Dual-energy X-ray absorptiometry (DEXA)

The most common gold standard test for BMD, T score, and Z score is DEXA (dual-energy X-ray absorptiometry), which can be evaluated in vivo and has been validated by several studies for fracture risk assessment49. DEXA measurements are most frequently made at the proximal femur (including the femoral neck) and lumbar spine (L1–L4) to determine the risk of osteoporosis50. This study utilized a dual-energy X-ray absorptiometry (DEXA) scan (PRIMUS) to obtain baseline measurements of the BMD in the femoral neck and lumbar spine, expressed in grams per square centimetre (g/cm2). The error coefficients for the lumbar spine and femoral neck were between 1 and 2.5%51. The coefficient of variation for the lumbar vertebrae was 1.12%, and for the proximal femur, it was 1.86% 52,53.

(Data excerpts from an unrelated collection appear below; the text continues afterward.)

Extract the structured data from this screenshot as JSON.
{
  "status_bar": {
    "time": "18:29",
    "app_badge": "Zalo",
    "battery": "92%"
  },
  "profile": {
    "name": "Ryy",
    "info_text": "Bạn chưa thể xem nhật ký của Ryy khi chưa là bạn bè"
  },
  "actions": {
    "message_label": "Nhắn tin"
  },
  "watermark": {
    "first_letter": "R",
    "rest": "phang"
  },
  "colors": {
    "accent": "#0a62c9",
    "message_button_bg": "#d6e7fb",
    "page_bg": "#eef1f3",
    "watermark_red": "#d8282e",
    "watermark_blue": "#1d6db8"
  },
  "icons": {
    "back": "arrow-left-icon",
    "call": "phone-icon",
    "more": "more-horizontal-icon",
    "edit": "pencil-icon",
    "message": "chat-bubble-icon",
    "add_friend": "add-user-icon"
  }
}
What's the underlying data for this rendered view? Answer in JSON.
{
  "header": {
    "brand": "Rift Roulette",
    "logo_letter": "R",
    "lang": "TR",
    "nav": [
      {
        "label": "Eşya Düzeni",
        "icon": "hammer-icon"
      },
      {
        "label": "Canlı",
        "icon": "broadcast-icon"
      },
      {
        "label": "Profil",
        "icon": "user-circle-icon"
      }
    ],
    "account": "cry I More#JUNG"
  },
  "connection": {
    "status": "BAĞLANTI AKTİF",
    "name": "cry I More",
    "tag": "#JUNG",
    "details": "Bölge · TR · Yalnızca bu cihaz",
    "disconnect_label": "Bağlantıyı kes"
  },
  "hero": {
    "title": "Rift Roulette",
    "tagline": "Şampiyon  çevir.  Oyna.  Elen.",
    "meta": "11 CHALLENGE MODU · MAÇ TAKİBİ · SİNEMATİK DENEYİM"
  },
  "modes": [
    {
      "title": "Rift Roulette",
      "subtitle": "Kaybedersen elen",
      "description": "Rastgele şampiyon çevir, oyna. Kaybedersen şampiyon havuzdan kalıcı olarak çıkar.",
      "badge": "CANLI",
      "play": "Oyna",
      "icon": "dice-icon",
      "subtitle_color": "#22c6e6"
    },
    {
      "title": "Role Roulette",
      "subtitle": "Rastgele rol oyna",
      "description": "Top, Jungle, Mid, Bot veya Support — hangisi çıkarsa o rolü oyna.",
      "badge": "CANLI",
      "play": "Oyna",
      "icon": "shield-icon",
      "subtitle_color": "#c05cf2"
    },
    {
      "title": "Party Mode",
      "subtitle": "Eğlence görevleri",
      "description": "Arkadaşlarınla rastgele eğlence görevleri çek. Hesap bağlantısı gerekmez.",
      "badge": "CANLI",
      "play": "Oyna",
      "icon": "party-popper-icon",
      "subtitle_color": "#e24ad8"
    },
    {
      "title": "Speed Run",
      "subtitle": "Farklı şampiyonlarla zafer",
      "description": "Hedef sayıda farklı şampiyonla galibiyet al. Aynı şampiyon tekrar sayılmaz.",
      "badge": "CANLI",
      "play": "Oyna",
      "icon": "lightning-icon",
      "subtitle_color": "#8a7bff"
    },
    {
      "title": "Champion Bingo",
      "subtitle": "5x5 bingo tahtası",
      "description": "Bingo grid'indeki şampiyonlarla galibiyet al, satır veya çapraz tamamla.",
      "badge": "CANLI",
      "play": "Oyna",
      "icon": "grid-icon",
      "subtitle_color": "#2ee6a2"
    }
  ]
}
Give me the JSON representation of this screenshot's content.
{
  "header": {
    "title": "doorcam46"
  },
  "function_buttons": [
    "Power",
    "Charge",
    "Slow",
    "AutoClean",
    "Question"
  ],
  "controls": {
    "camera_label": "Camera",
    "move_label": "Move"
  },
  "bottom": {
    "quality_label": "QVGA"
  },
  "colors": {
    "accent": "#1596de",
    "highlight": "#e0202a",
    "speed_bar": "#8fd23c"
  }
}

WHO's fracture risk assessment tool (FRAX) algorithm

The FRAX tool was developed to assess patients' fracture risk. It is based on individual patient models incorporating the hazards associated with clinical risk variables and femoral neck BMD. It computes the 10-year probability of osteoporotic fracture using the WHO’s fracture assessment calculator, age, sex, weight, height, clinical risk factors, and femoral neck BMD results54.

Statistical analysis

Data entry and statistical analysis were performed in IBM SPSS 25. Analyses employed mean, median, variance, and standard deviation. The Shapiro‒Wilk test determined data normality. Parametric tests (paired-samples T tests for within-group comparison, independent-samples T tests for Between-group comparison) were used for variables (BMD Rt FN, T score Rt FN, Z score Rt FN, FRAX Rt HPMO, BMD Lt FN, T score Lt FN, BMD LS and T score LS) with a normal distribution and significance value > 0.05, while nonparametric tests (Wilcoxon signed rank test for within-group comparison, Mann‒Whitney test for Between-group comparison) were used for variables(FRAX Rt HFP, Z score Lt FN, FRAX Lt HFP, FRAX Lt HPMO and Z score LS) with nonnormal distributions with < 0.05 significance value. Mean score changes determined the successful intervention. Data significance was < 0.05. The two-way analysis of variance (ANOVA) was conducted to analyze the effects of Group (experimental and Control), Time (Baseline,24 weeks), and their interaction on each dependent variable. Due to 4 experimental and 5 control group dropouts, 22 experimental and 21 control-group subjects were evaluated.

Ethical approval

The clinical trial protocol was ethically approved by The Research and Ethics Committee, Riphah College of Rehabilitation and Allied Health Sciences, Riphah International University, Lahore, Pakistan (REC/RCR&AHS/21/1102) and was carried out in compliance with the Helsinki Declaration. The clinical trial (NCT04862910) was registered in the Clinical Trials.gov Protocols Registration and Results System.